Rights court clears Russia of trying to destroy Yukos
The European Court of Human Rights on Tuesday cleared the Russian government of charges that it tried to deliberately destroy the defunct oil giant Yukos.
The judges did rule that the authorities violated the right to a fair trial in the European Convention on Human Rights by giving the company insufficient time to prepare its defence case in 2000 tax assessment proceedings.
And the court also ruled that there had been a further breach regarding the imposition and calculation of tax penalties.
However it said "there was no indication of any further issues or defects in the proceedings against Yukos which would have enabled the court to conclude that Russia had misused those proceedings to destroy Yukos and take control of its assets."
"The court found that Yukos's debt in the enforcement proceedings resulted from legitimate actions by the Russian government to counter the company's tax evasion.
"Throughout the proceedings, the actions of the various authorities involved had had a lawful basis and the legal provisions in question were sufficiently precise and clear to meet Convention standards," the Strasbourg-based court added in its ruling.
Yukos, once headed by jailed opposition figure Mikhail Khodorkovsky, sought colossal damages of $98 billion (72 billion euros) over claims it was illegally targetted by the state over tax fraud.
The amount is more than double Russia's annual defence budget and would have amounted to the largest penalty ever awarded by the court.
Yukos was established by the Russian government in 1993, to acquire and manage several independent oil companies.
It was privatised through the mid-1990s, part of the privatisation wave that swept through the Russian economy as the country sought to liberalise after decades of centralised Soviet control.

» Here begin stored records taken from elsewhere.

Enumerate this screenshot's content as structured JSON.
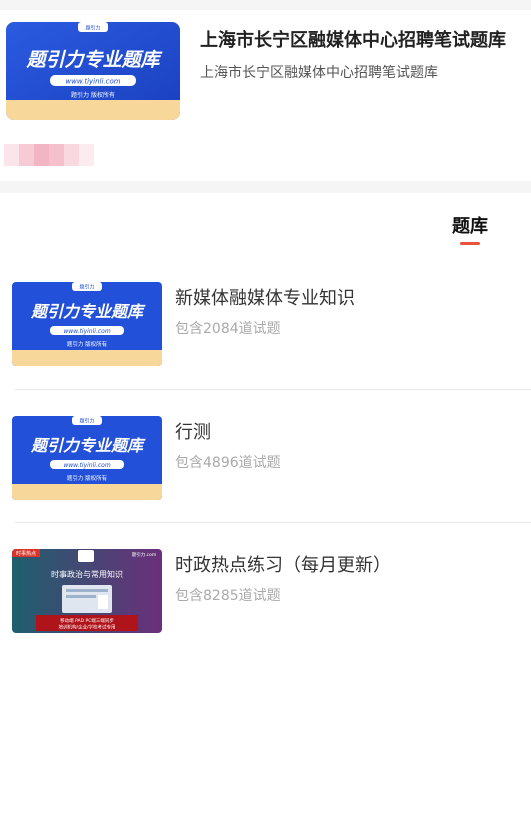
{
  "header": {
    "title": "上海市长宁区融媒体中心招聘笔试题库",
    "subtitle": "上海市长宁区融媒体中心招聘笔试题库",
    "cover": {
      "main_text": "题引力专业题库",
      "url_text": "www.tiyinli.com",
      "footer_text": "题引力 版权所有",
      "top_badge": "题引力"
    }
  },
  "tabs": [
    {
      "label": "题库",
      "active": true
    }
  ],
  "colors": {
    "accent": "#e8553b",
    "cover_blue": "#1f4fd6",
    "title_text": "#333333",
    "muted_text": "#aaaaaa"
  },
  "items": [
    {
      "title": "新媒体融媒体专业知识",
      "count": "包含2084道试题",
      "cover": {
        "main_text": "题引力专业题库",
        "url_text": "www.tiyinli.com",
        "footer_text": "题引力 版权所有",
        "top_badge": "题引力"
      }
    },
    {
      "title": "行测",
      "count": "包含4896道试题",
      "cover": {
        "main_text": "题引力专业题库",
        "url_text": "www.tiyinli.com",
        "footer_text": "题引力 版权所有",
        "top_badge": "题引力"
      }
    },
    {
      "title": "时政热点练习（每月更新）",
      "count": "包含8285道试题",
      "cover": {
        "corner_tag": "时事热点",
        "site_text": "题引力.com",
        "main_text": "时事政治与常用知识",
        "band_line1": "移动端  PAD  PC端三端同步",
        "band_line2": "培训机构/企业/学校考试专用"
      }
    }
  ]
}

Khodorkovsky led the company's hugely profitable privatisation campaign, acquiring immense personal wealth in the process, but he was jailed in 2003 for fraud and tax evasion.
His supporters say he was prosecuted for daring to politically challenge Russian strongman Vladimir Putin.
In its complaint to the European Human Rights Court, Yukos claims it was unjustly targetted by the state on tax enforcement issues, which led to its collapse and subsequent liquidation in November 2007.
Yukos further claims that Russia's inquiries into its tax burden were irregular and that the company's right to a fair hearing was not honoured. Khodorkovsky and his business partner Platon Lebedev were convicted in Russia in 2003, and sentenced to 13-years in prison.
Ruling on a separate case filed by Khodorkovsky in 2004, the Strasbourg court in May censured Russia for its treatment of the jailed tycoon, but rejected charges that his detention was politically motivated.